Hi ,
For the below code x86_64 is able to vectorize.
#define LEN 32000
__attribute__((aligned(32))) float a[LEN], b[LEN],c[LEN];
void test()
{
for (int i = 0; i < LEN; i++) {
if (b[i] > (float)0.) {
a[i] = b[i];
}
}
}
X86_64 ASM
L2:
vmovaps b(%rax), %ymm0
vcmpltps %ymm0, %ymm2, %ymm1 ⇐ Set masks
vmaskmovps %ymm0, %ymm1, a(%rax) ⇐ store b[i] to a[i] when the
mask is true
addq $32, %rax
cmpq $128000, %rax
jne .L2
In Aarch64, We have BIT and FCMLT instructions.

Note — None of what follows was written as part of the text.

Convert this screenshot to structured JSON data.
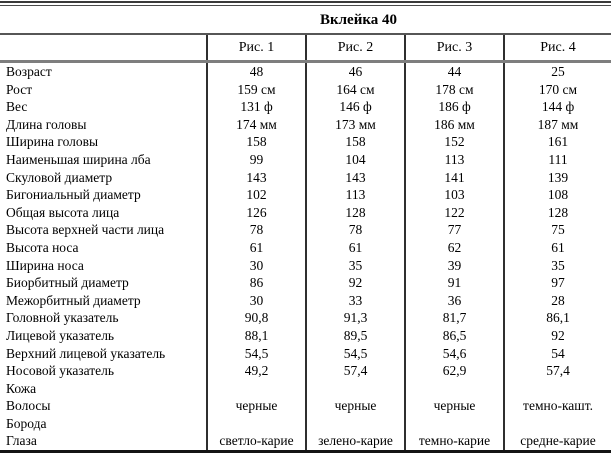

Is it possible to vectorize them like this?
ldr q1, [x1]
fcmlt v0.4s, v1.4s, #0 ⇐ set mask
bit v2.16b, v1.16b, v0.16b ⇐ select
str q2, [x1]
BIT instructions accepts only 8b or 16B. But my assumption is that it is
doing bit by bit copying and fcmlt will set corresponding element bits to 1
if condition is true else sets it to false.
We can use bit for any modes.
Regards,
Venkat.